A visit to the boarding house raided by police suggests that Babe 101 lived up to many of its promises. As advertised, the house is located by a palm-lined lake in a sleepy, upscale neighborhood guarded around the clock. The gated two-story home, powder blue with red tiling, is hardly the hovel conjured by the words “human trafficking.”
“The problem is they couldn’t really go out,” said a Thai social worker assisting the rescued surrogates. She requested anonymity to avoid retribution for commenting on an open case. “The bosses had their passports and money. They couldn’t even go outside without someone going with them.”
This high degree of scrutiny is actually promoted by the company on the Chinese-language portion of its site.
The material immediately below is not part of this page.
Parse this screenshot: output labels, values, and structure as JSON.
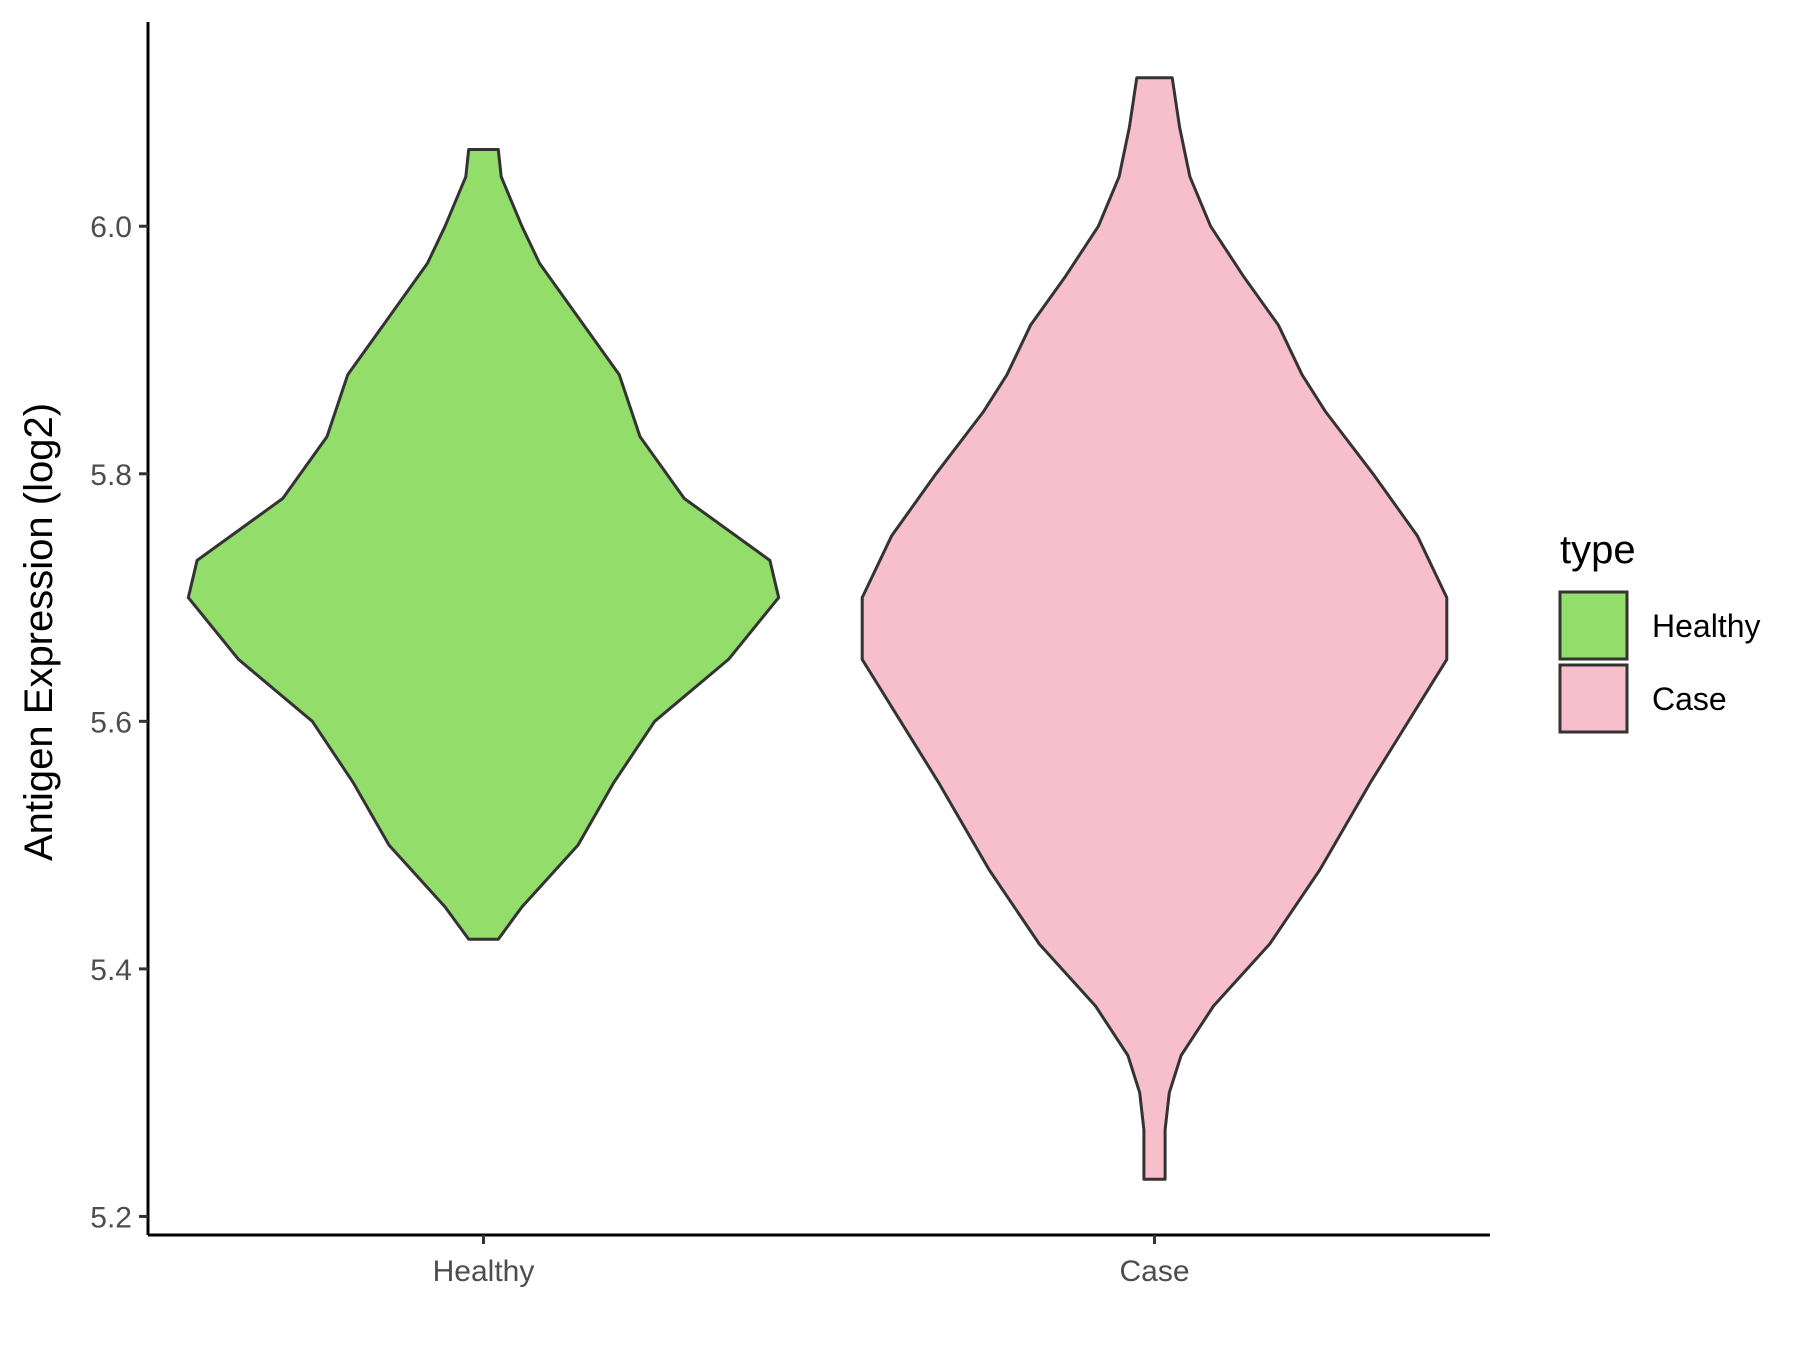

Surrogates are “accompanied by hand” while walking around the community, according to the site, which also promises they’ll be woken at 7 a.m., fed at specific times each day and put to bed at 10 p.m.
“The only thing surrogate needs to do is to look after the fetus and themselves,” says the website.
Calls to Babe 101’s listed number were answered in Chinese. When a Thai speaker was handed the phone, she declined to offer her name but confirmed the business was now closed.
On its website, the company posted a guarantee to customers that “the protection of the law is absolutely. [sic] Hundred percent peace of mind, you have no worries.” On the site’s Chinese-language forum, a man identifying himself as the company’s founder also posted a lengthy defense claiming legal persecution.
“Baby 101 is not a scam and it does not harm nation or society,” the post reads. “Surrogacy is the only hope for infertile couples.”
The Vietnamese women taken from Babe 101 headquarters are now housed in a Thai government shelter. “They’re in good health,” said the social worker. “I’m trying to track down all of their families.”
But the case’s unprecedented complexities, particularly those surrounding the unborn infant’s rightful guardians, are likely to draw the women into lengthy police and legal proceedings. “They need to figure out everyone involved,” Robertson said, “including where the previous children may have gone.”
But that information may be hard to find, according to a line in Babe 101’s promotional pitch. The operation promises both surrogate moms and clients that they won’t have “any connection” and that “after the contract fulfilled, bilateral information will be destroyed.”